“That” mom is different for everyone. Some people dread seeing that mom that is perfect. Some may not want to that mom who seems angry and on edge. Yesterday, I was hoping I would not be that latter mom, as I was so her the day before. I can have a lot of patience and then sometimes it seems like I have none…zilch…zero. But it’s because a lot has led up to it. My four year old is still adjusting to not being the baby and acts out, plus he’s four and they’re crazy.
As for being that mom that is perfect has NEVER been me. I’ve always been too much something and not enough something else for that. I met one of these moms recently and she had the figure, that perfectly highlighted hair, you already knew what her house would look like, and her kids will reflect her magazine cover of “This is what your life should look like.” She is BFF’s with “Mrs. Should,” that woman who represents all your should in your own life. I wanted to be that mom that is perfect, has it all together, not as many junk drawers as me…in fact, she has none. Her drawers have organizers in them. When I’d meet that mom in the past, I’d beat myself up. In my twenties, I’d really want to be her. Life looked so easy for her. She made parenting look easy too. Truth is, it’s not real. Yes, there are women out there who maybe are really that mom in their home as well as their public persona. But it doesn’t have anything to do with me. I’m perfectly me. Comparison and competition will only make you feel like a loser at some point. Just win at being you. Focus on your own race, lane, green grass, life…and be that mom/dad/person who is happy with themselves.

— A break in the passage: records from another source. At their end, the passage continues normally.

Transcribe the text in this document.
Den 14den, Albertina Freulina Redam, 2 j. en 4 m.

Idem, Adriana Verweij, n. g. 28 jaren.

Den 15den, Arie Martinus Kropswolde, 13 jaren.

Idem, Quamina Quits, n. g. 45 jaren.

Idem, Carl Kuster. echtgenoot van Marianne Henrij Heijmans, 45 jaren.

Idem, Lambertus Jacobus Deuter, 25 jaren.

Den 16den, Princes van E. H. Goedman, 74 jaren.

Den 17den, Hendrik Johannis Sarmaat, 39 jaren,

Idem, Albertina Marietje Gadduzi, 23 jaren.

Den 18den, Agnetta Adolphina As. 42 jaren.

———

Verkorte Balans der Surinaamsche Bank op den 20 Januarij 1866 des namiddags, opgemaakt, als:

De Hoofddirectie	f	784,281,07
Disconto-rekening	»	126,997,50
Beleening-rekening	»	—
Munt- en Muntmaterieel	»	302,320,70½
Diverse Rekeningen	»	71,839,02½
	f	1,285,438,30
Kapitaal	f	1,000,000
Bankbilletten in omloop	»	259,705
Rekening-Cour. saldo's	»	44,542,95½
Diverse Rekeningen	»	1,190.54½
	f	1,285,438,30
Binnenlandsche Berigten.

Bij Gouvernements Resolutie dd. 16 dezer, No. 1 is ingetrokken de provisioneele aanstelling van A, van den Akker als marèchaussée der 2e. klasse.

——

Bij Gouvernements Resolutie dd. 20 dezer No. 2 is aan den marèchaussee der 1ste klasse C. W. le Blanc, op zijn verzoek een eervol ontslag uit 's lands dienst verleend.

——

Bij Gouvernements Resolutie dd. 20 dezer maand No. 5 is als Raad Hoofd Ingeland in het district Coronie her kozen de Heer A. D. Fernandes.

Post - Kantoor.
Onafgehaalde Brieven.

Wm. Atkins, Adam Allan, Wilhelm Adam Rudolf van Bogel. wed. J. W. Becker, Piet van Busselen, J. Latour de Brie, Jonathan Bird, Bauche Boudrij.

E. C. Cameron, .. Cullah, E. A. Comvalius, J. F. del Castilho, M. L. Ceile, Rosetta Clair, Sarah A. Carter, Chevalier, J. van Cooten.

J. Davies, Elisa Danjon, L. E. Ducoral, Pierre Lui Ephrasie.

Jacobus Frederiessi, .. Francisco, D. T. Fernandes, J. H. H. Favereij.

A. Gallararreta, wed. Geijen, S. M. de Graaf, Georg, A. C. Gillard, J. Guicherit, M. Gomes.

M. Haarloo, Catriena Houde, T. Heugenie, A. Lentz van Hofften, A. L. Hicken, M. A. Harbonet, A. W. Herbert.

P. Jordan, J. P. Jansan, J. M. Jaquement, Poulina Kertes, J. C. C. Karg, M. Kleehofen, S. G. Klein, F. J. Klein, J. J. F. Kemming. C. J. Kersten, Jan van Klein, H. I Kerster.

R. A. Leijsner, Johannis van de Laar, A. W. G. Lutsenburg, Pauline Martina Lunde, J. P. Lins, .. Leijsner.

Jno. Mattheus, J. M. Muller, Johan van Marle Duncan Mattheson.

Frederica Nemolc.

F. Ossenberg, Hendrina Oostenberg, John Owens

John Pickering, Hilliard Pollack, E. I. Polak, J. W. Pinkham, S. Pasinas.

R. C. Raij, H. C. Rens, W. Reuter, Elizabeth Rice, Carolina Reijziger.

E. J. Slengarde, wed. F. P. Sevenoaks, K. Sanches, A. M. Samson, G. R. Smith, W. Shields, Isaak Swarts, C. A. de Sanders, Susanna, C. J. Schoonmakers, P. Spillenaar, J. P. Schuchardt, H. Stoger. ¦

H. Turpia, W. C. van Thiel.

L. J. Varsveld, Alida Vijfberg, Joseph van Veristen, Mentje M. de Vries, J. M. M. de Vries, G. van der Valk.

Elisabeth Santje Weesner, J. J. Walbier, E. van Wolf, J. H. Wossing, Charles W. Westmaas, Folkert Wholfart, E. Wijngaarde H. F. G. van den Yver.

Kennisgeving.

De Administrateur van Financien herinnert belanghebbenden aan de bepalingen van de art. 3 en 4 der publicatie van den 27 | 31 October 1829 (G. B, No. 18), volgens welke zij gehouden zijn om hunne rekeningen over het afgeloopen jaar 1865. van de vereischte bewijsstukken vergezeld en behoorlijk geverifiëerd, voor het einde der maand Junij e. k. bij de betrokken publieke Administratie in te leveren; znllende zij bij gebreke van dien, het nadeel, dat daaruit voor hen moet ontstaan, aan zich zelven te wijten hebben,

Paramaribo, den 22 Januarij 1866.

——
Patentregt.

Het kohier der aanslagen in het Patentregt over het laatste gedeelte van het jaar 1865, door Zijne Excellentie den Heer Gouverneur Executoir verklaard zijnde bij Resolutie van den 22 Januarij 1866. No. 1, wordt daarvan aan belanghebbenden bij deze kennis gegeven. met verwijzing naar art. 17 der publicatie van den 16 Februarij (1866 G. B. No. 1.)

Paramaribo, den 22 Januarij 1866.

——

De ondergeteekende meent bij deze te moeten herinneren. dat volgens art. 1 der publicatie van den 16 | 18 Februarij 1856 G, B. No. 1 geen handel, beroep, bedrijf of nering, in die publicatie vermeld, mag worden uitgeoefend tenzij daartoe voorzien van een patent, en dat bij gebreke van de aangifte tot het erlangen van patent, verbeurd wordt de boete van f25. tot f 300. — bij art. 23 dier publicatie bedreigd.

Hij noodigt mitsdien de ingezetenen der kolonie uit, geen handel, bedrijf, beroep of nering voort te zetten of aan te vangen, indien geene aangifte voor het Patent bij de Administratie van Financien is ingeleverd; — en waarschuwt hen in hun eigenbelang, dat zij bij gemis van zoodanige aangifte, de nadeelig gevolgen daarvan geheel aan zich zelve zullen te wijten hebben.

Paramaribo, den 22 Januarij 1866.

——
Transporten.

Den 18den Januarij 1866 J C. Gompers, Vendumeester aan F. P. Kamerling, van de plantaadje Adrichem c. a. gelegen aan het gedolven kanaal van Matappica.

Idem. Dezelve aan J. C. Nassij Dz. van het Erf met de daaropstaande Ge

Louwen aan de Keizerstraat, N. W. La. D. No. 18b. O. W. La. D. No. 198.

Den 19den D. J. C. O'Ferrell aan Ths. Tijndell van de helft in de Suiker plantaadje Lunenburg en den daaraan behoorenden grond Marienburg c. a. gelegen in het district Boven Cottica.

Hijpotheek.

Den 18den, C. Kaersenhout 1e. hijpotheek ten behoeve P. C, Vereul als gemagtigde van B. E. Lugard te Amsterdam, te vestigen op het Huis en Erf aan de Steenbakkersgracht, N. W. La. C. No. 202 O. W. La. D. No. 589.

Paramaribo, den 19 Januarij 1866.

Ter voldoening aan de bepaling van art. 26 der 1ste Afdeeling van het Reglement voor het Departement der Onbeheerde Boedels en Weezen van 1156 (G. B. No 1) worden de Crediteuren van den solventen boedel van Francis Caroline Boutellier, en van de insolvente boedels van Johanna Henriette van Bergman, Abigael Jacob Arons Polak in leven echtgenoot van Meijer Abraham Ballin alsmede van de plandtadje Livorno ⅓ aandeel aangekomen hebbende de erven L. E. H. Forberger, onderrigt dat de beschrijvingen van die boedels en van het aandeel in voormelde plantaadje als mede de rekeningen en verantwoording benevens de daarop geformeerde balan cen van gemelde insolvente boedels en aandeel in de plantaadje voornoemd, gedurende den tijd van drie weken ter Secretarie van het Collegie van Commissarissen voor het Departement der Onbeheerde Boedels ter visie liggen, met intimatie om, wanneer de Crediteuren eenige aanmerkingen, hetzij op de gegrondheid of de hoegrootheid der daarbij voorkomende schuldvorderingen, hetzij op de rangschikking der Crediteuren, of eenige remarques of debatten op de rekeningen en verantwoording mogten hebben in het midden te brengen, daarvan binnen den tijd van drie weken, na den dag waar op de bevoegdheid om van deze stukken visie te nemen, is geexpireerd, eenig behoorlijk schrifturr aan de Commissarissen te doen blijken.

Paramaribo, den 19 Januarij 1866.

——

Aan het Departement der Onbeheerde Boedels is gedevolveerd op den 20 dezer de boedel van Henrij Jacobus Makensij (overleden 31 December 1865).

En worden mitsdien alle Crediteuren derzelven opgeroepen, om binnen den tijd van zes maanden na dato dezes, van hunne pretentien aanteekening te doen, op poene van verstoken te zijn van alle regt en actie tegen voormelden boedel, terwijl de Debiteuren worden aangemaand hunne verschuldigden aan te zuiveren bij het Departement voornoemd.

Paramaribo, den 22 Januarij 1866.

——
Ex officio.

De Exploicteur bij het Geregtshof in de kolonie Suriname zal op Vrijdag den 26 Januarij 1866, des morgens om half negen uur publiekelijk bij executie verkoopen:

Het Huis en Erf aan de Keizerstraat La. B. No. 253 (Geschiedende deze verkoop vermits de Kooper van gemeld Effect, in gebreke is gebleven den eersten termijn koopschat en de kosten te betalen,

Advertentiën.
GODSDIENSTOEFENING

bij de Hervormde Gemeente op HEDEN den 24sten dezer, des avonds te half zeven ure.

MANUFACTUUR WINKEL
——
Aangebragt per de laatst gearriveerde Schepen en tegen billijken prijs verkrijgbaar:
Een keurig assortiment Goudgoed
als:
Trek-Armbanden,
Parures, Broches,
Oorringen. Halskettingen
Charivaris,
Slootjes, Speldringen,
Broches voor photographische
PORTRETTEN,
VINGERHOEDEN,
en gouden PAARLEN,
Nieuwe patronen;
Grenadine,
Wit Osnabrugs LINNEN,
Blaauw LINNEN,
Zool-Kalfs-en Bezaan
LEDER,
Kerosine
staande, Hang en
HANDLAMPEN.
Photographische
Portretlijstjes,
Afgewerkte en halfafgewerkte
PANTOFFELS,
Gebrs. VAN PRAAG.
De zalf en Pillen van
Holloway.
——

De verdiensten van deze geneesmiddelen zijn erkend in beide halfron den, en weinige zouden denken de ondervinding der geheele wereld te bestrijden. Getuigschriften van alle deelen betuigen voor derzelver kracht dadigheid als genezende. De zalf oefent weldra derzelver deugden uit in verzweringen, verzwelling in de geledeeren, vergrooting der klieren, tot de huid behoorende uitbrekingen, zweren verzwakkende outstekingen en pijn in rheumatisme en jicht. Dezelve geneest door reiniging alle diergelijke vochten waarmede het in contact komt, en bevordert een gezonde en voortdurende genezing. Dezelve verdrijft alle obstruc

Back to my beach day madness two days ago. I could feel this older couples eyes on me when my son was acting up on the beach. The crowds had thinned out so there wasn’t as much distraction, as in you can’t see our crazy show going on. “Stop throwing sand. Don’t kick your brother. Come here. Seamus, Seamus….SEAMUS!!!!” Yep, I’m that mom you judge for her kid being very spirited. Good thing he’s cute. When a mom is having a moment like that, smile at her. It’s a reassurance without any words. You’re telling her you’ve been there, you can see she’s trying and that her kid is not evil. When she raises her voice and grabs his hand to show she means business and needs respect in order to keep her kids safe. When you are that mom, on the beach, in the grocery store, on the playground, struggling with your kids and having the judgment eyes on you it can make you feel alone, angry, and like the worst mom EVER. Less judgement and more compassion always feels better in our being. We’re all trying to do our best for the most part. Let’s try to lift each other up. To see peace in the world, let’s be peaceful people with our minds and hearts on our own neck of the woods. And relax. Be easy on yourself. Forgive and let go quickly. This goes for your kids and yourself as well.